Moreover, to the extent that this fee cannot be eliminated, ACA suggested a discount to the PMN fee by the amount of the LVE fee when a company files a PMN for a chemical previously manufactured under an LVE. EPA will presumably expend less resources on reevaluating such chemicals during the PMN process since LVE review would have provided an initial understanding of risk. The discount would also provide an incentive for industry to continue innovating new technologies using the LVE process.
Requirements for Consortia Management
At 40 CFR 700.45 of the proposed rule, EPA allows manufacturers to form a consortium to pay fees required for risk evaluation. The rule provides that the consortium collectively must notify EPA of its existence within 30 days of publication of EPA’s final scoping document. Affected companies must pay EPA’s fee within 60 days of EPA publishing the final scope. Where some manufacturers choose not to join a consortium, EPA will assess an equitable fee for those manufacturers based on the number of manufacturers that have joined a consortium. (40 CFR 700.45(e)(5), proposed). While ACA appreciates EPA encouraging the creation of a consortium for those manufacturers that are subject to risk evaluation fees and agrees with the agency’s determination that each consortium should determine among themselves how the fees will be allocated, the association highlighted a few key consortium-specific management issues that the agency should formalize via this rulemaking.
Late Entrants to Market
ACA is concerned that the rule could lead to certain manufacturers disproportionately paying fees beyond their fair share due to companies that enter the market after completion of a risk evaluation and/or after the 60-day due date for payment of the fee. For example, a company might decide to place a chemical on the market after the three to three and half year risk evaluation is complete. This company would benefit from EPA’s final risk evaluation, without contributing to fees associated with its evaluation. Similarly, a company might decide to place a chemical on the market after the 60-day due date for fees, but prior to completion of risk evaluation. This company would also benefit from fee payment by earlier manufacturers.

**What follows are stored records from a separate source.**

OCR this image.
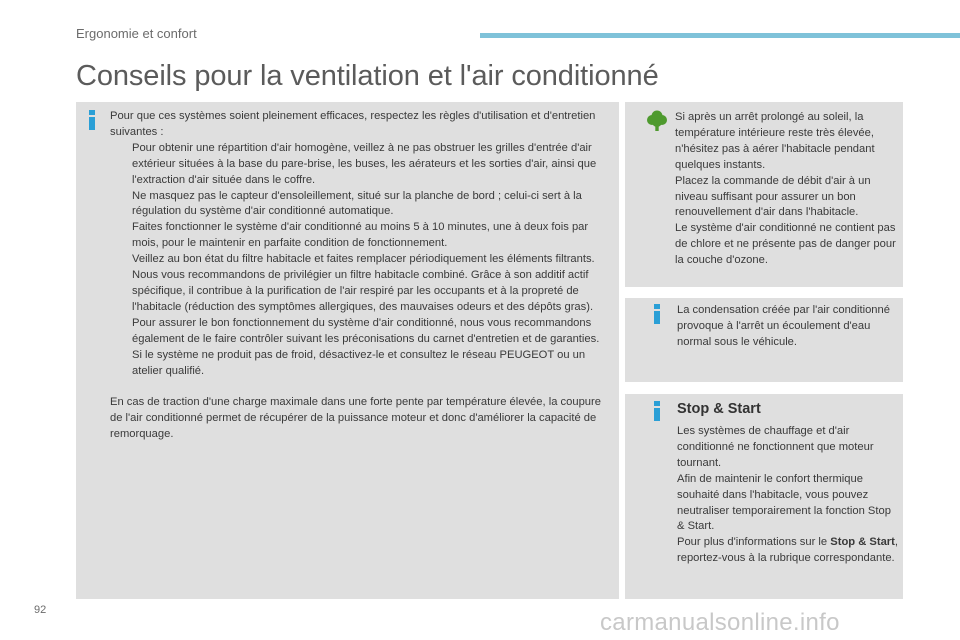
Ergonomie et confort
Conseils pour la ventilation et l'air conditionné

Pour que ces systèmes soient pleinement efficaces, respectez les règles d'utilisation et d'entretien suivantes :

Pour obtenir une répartition d'air homogène, veillez à ne pas obstruer les grilles d'entrée d'air extérieur situées à la base du pare-brise, les buses, les aérateurs et les sorties d'air, ainsi que l'extraction d'air située dans le coffre.
Ne masquez pas le capteur d'ensoleillement, situé sur la planche de bord ; celui-ci sert à la régulation du système d'air conditionné automatique.
Faites fonctionner le système d'air conditionné au moins 5 à 10 minutes, une à deux fois par mois, pour le maintenir en parfaite condition de fonctionnement.
Veillez au bon état du filtre habitacle et faites remplacer périodiquement les éléments filtrants.
Nous vous recommandons de privilégier un filtre habitacle combiné. Grâce à son additif actif spécifique, il contribue à la purification de l'air respiré par les occupants et à la propreté de l'habitacle (réduction des symptômes allergiques, des mauvaises odeurs et des dépôts gras).
Pour assurer le bon fonctionnement du système d'air conditionné, nous vous recommandons également de le faire contrôler suivant les préconisations du carnet d'entretien et de garanties.
Si le système ne produit pas de froid, désactivez-le et consultez le réseau PEUGEOT ou un atelier qualifié.

En cas de traction d'une charge maximale dans une forte pente par température élevée, la coupure de l'air conditionné permet de récupérer de la puissance moteur et donc d'améliorer la capacité de remorquage.

Si après un arrêt prolongé au soleil, la température intérieure reste très élevée, n'hésitez pas à aérer l'habitacle pendant quelques instants.

Placez la commande de débit d'air à un niveau suffisant pour assurer un bon renouvellement d'air dans l'habitacle.

Le système d'air conditionné ne contient pas de chlore et ne présente pas de danger pour la couche d'ozone.

La condensation créée par l'air conditionné provoque à l'arrêt un écoulement d'eau normal sous le véhicule.

Stop & Start

Les systèmes de chauffage et d'air conditionné ne fonctionnent que moteur tournant.

Afin de maintenir le confort thermique souhaité dans l'habitacle, vous pouvez neutraliser temporairement la fonction Stop & Start.

Pour plus d'informations sur le Stop & Start, reportez-vous à la rubrique correspondante.

92	carmanualsonline.info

As a solution, ACA suggested that EPA require late entrants to the market of a chemical that is undergoing or has undergone evaluation pay a compensation fee equal to the final risk evaluation fee levied per company. A constant fee amount based on the last fee levied to manufacturers would maintain a level playing field between late market entrants and earlier manufacturers. EPA could allocate these fees to the general account used to hold fees from the TSCA fee rule for EPA’s use in administering TSCA programs. A potential alternate approach would be to provide partial refunds to manufactures who paid within the initial due date, for every later manufacturer entering the market, while charging a compensation fee to the late entrant. EPA could offer both approaches as options to those creating consortiums; leaving it up to the group’s discretion which tactic that they would employ.
Companies Exiting the Market
Companies pay the risk evaluation fee to gain market access with EPA’s evaluation and restriction as necessary. A company that chooses to discontinue manufacturing a chemical undergoing evaluation will be penalized by having paid the fee, but not benefitting from EPA’s evaluation. ACA suggested that EPA allow a rebate for companies that discontinue manufacturing up to a year after completion of a risk evaluation.
ACA will continue to engage in this rulemaking process throughout its development.